Kweli told CNN that Obama, 46, is a "refreshing face like [Muhammad] Ali in '63" and that among Kweli's friends, Obama would win a presidential poll overwhelmingly. Kweli, who said he hasn't voted in years and may not vote in 2008 because he believes the political system is broken, explained why Obama has piqued his interest.

"His youth, his being black, the way that he speaks, the way that he lays out his point of view," Kweli said. "It's someone who looks more like you. I don't mean black, but I mean the young thing. And his name is Barack Obama. This country is become more and more multicultural."

Asked if the senator listens to hip-hop, campaign spokeswoman Jen Psaki directed CNN to a June 27 interview he gave to New York City radio station Hot 97.

"I'm old school, so generally, generally, I'm more of a jazz guy, a Miles Davis, a John Coltrane guy, more of a Marvin Gaye, Stevie Wonder kind of guy," Obama said in the interview. "But having said that, I'm current enough that on my iPod I've got a little bit of Jay-Z. I've got a little Beyonce."

It's unclear if Obama's emergence as a hip-hop byword will have any mobilizing effect on young voters or among African-Americans, a demographic he is working hard to cultivate, especially in South Carolina, a crucial early primary where state partly leaders say blacks could make up half of Democratic voters.

What's more likely is that opponents would try to turn Obama's relationship with hip-hop -- however tenuous it might be -- into a cultural wedge issue in a general election were Obama to win the nomination.

The tactic has been used on the campaign trail before. In his 1992 bid for the White House, Bill Clinton blasted recording artist Sister Souljah over her controversial remarks on racial violence, a move designed to appeal to centrist voters.

Fifteen years later, rap music is still a lightning rod in the culture wars, and Obama might be reluctant to embrace hip-hop in the same way hip-hop is embracing him.

"He might say something I don't agree with, that definitely might happen," Kweli said. "But whatever. It just depends on what it is. ... I think Hillary Clinton voting to go to war is a bigger mistake than Bill Clinton saying something bad about Sister Souljah."

Since declaring his candidacy, Obama has maintained a complicated relationship with rap music.

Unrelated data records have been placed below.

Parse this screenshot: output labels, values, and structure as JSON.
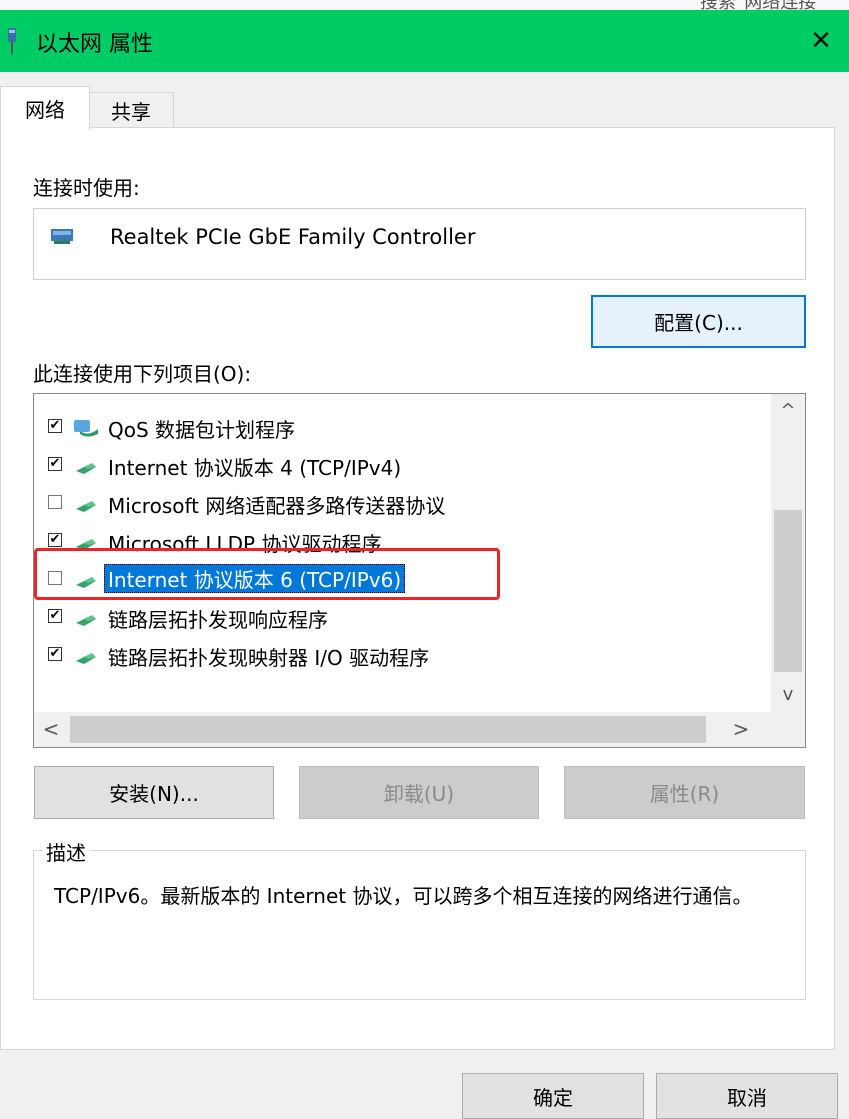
{
  "background_window": {
    "text": "搜索\"网络连接\""
  },
  "window": {
    "title": "以太网 属性",
    "close_glyph": "✕",
    "accent_color": "#00cc66"
  },
  "tabs": [
    {
      "label": "网络",
      "active": true
    },
    {
      "label": "共享",
      "active": false
    }
  ],
  "connect_using": {
    "label": "连接时使用:",
    "adapter_name": "Realtek PCIe GbE Family Controller",
    "configure_button": "配置(C)..."
  },
  "items_section": {
    "label": "此连接使用下列项目(O):",
    "items": [
      {
        "label": "QoS 数据包计划程序",
        "checked": true,
        "icon": "qos-scheduler-icon"
      },
      {
        "label": "Internet 协议版本 4 (TCP/IPv4)",
        "checked": true,
        "icon": "network-protocol-icon"
      },
      {
        "label": "Microsoft 网络适配器多路传送器协议",
        "checked": false,
        "icon": "network-protocol-icon"
      },
      {
        "label": "Microsoft LLDP 协议驱动程序",
        "checked": true,
        "icon": "network-protocol-icon"
      },
      {
        "label": "Internet 协议版本 6 (TCP/IPv6)",
        "checked": false,
        "icon": "network-protocol-icon",
        "selected": true,
        "annotated": true
      },
      {
        "label": "链路层拓扑发现响应程序",
        "checked": true,
        "icon": "network-protocol-icon"
      },
      {
        "label": "链路层拓扑发现映射器 I/O 驱动程序",
        "checked": true,
        "icon": "network-protocol-icon"
      }
    ],
    "scroll_up_glyph": "^",
    "scroll_down_glyph": "v",
    "scroll_left_glyph": "<",
    "scroll_right_glyph": ">"
  },
  "action_buttons": {
    "install": "安装(N)...",
    "uninstall": "卸载(U)",
    "properties": "属性(R)"
  },
  "description": {
    "title": "描述",
    "text": "TCP/IPv6。最新版本的 Internet 协议，可以跨多个相互连接的网络进行通信。"
  },
  "footer": {
    "ok": "确定",
    "cancel": "取消"
  },
  "colors": {
    "selection": "#0078d7",
    "annotation_box": "#e8262a"
  }
}
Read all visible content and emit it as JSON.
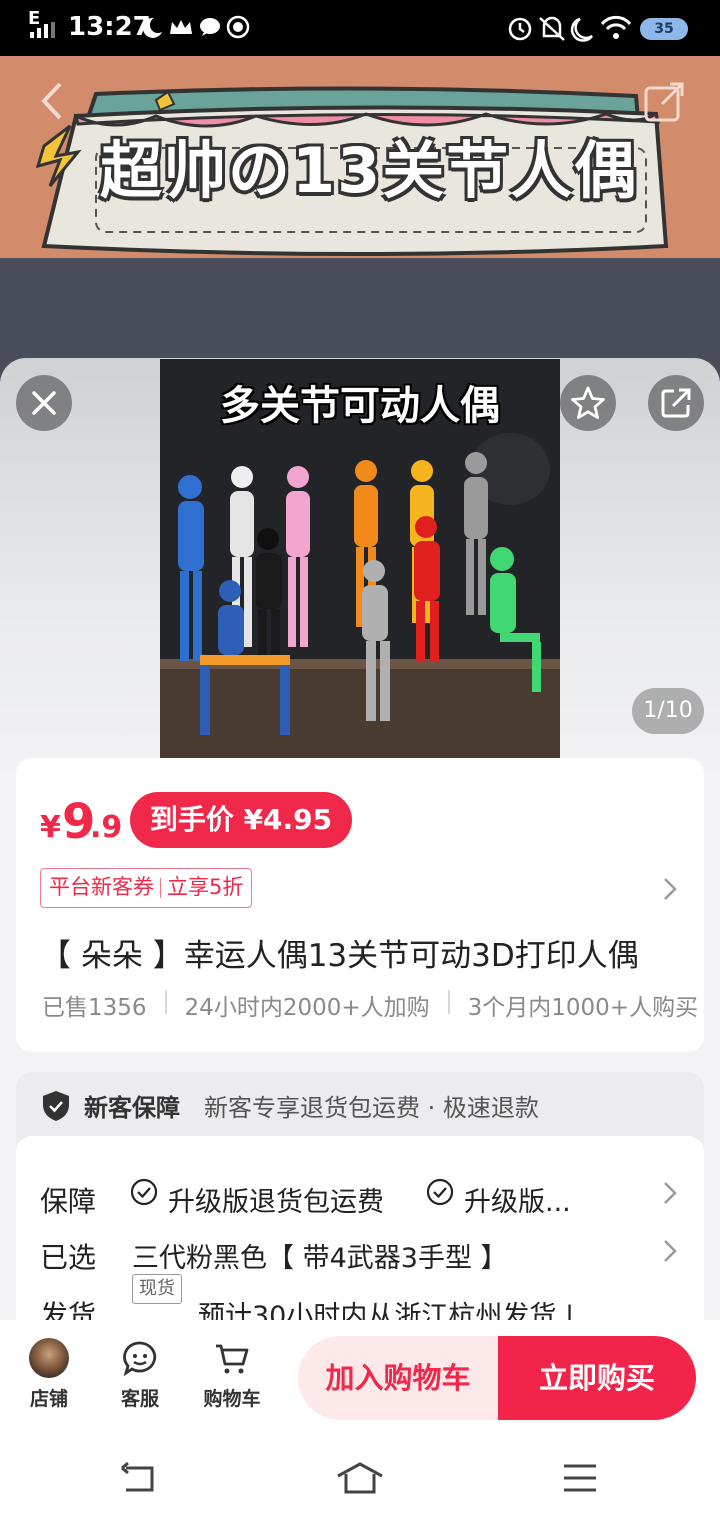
{
  "status_bar": {
    "network": "E",
    "time": "13:27",
    "battery": "35"
  },
  "banner": {
    "title": "超帅の13关节人偶"
  },
  "gallery": {
    "caption": "多关节可动人偶",
    "counter": "1/10"
  },
  "price": {
    "symbol": "¥",
    "integer": "9",
    "decimal": ".9",
    "hand_price": "到手价 ¥4.95"
  },
  "coupon": {
    "part1": "平台新客券",
    "part2": "立享5折"
  },
  "product": {
    "title": "【 朵朵 】幸运人偶13关节可动3D打印人偶",
    "sold": "已售1356",
    "added": "24小时内2000+人加购",
    "bought": "3个月内1000+人购买"
  },
  "guarantee": {
    "title": "新客保障",
    "subtitle": "新客专享退货包运费 · 极速退款"
  },
  "details": {
    "guarantee_label": "保障",
    "guarantee_item1": "升级版退货包运费",
    "guarantee_item2": "升级版...",
    "selected_label": "已选",
    "selected_value": "三代粉黑色【 带4武器3手型 】",
    "ship_label": "发货",
    "ship_tag": "现货",
    "ship_value": "预计30小时内从浙江杭州发货 |"
  },
  "bottom_bar": {
    "shop": "店铺",
    "service": "客服",
    "cart": "购物车",
    "add_to_cart": "加入购物车",
    "buy_now": "立即购买"
  },
  "colors": {
    "accent": "#f0284a",
    "accent_light": "#fde8ea",
    "banner_bg": "#d28b6b"
  }
}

He has criticized the industry on several occasions for failing to recognize the power it holds over young people. His criticism has also frustrated some artists, bloggers, and even music executives, proving that despite all the attention he is getting in song lyrics, Obama can't assume the hip-hop world has his back.

In April, in the midst of the controversy surrounding radio host Don Imus, Obama was quoted by The Associated Press as saying rappers also bear some responsibility for degrading language.

Russell Simmons, co-founder of Def Jam records, responded in the New York Times magazine, calling Obama a "mouse, too, like everybody else," and saying that instead of reforming rap lyrics, "What we need to reform is the conditions that create these lyrics. Obama needs to reform the conditions of poverty."

In the September issue of Vibe, one of the hip-hop industry's leading publications, Obama agreed with some of Simmons' criticism but stressed that rap music's influence is undeniable.

"So yes, my job is to focus on poverty, education, health care, but I think we have to acknowledge the power of culture in affecting how our kids see themselves and the decisions they make," Obama told the magazine, which put the presidential candidate on its cover above the headline: "It's Obama Time."

Common, who hails from Obama's hometown of Chicago, Illinois, and also attends Obama's church, Trinity United Church of Christ, said he is willing to accept some criticism of hip-hop as long as Obama wins.

"If you're really supporting somebody, you're not looking for something back all the time," said Common. "He'd do best just getting elected and going in there and doing well, that's the best way he can give back to us. We don't need him to be at the concerts."

Both Common and Kweli bristled at one question that Obama's faced at recent presidential forums and debates: whether the candidate is "black enough."

"It's a horrible question," Kweli said. "It's very divisive. It divides us. Obviously that man is black. I think it's utterly ridiculous."

Common laughed and said, "He looks black to me."